Uncle Arnold sneered.
The old man had undressed him with his eyes like unwrapping a package, a present that he couldn’t wait any longer to see. It was as if whenever he looked at him he saw what could be, what he wanted.
How idealistic. Foolish.
Seeing the innocence he so wanted to defile.
But Uncle Arnold? When he looked at Alois it was clear he saw the same naked, pathetic plaything shrouded in darkness alone. Covered in bruises and loveless love bites and substances that wouldn’t be named.
Disgusting. A creature of perversion. Defiled. Unclean. Ruined. Broken.
It made Alois’s skin itch.

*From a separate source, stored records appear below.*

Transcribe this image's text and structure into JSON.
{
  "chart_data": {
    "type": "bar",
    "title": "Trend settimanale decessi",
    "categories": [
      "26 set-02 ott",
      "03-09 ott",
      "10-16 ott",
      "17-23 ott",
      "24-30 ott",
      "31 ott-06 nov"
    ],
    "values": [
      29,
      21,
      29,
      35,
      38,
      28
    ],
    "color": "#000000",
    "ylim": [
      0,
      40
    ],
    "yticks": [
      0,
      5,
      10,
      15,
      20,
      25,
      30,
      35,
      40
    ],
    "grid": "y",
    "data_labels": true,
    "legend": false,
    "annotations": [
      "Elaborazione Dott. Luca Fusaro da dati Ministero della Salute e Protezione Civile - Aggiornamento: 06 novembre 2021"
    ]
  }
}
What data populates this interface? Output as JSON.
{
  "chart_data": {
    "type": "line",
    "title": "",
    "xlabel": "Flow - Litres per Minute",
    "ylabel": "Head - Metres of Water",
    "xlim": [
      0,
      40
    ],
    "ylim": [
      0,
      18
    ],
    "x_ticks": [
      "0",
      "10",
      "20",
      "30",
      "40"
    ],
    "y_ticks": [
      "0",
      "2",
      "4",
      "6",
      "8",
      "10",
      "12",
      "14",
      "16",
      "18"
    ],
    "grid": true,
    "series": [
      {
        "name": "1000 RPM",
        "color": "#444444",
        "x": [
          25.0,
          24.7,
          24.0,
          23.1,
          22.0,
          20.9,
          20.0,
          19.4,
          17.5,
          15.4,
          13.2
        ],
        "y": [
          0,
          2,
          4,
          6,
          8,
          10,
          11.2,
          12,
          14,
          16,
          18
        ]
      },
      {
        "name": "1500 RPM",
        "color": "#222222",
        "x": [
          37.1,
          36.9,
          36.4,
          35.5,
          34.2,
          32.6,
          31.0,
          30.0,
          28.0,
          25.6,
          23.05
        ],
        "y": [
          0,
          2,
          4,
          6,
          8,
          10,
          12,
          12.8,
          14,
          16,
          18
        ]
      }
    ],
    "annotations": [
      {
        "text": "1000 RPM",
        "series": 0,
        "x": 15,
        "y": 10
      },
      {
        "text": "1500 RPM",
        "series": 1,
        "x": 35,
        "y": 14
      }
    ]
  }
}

The look on his face as he attempted to keep his cool with the minister and the viscount was laughable, yes, but the look in his eyes…
It was all just a game.
Uncle Arnold couldn’t say he knew out of social pressure. If the reverend knew what was going on, what he knew about this entire time, surely he would be removed from polite society. The viscount would double down on this decision in extreme hypocrisy to protect himself.
He had to stay silent.
Alois made eye contact with him across the table, met with that menacing gaze. There was nothing to be afraid of; he had wrapped his threads ever so carefully around this horrid fly, and now he removed its wings. There was no way he could hurt him anymore— not without damaging his own ever precious social standing.
Alois smiled, sticking out the tip of his tongue. To the others it would look playful, but the deliberate taunt had Uncle Arnold’s face turning blood red with anger.
All he had to do was pull the right strings and it was all okay. He was safe. Nothing they could do would threaten him.
But still he stared with that disgust. Like a maggot-filled corpse sat in front of him instead of his “dear nephew.”
Like he was nothing more than a dead body. Lifeless. Filthy. Used up and thrown out.
And no amount of strings could change that.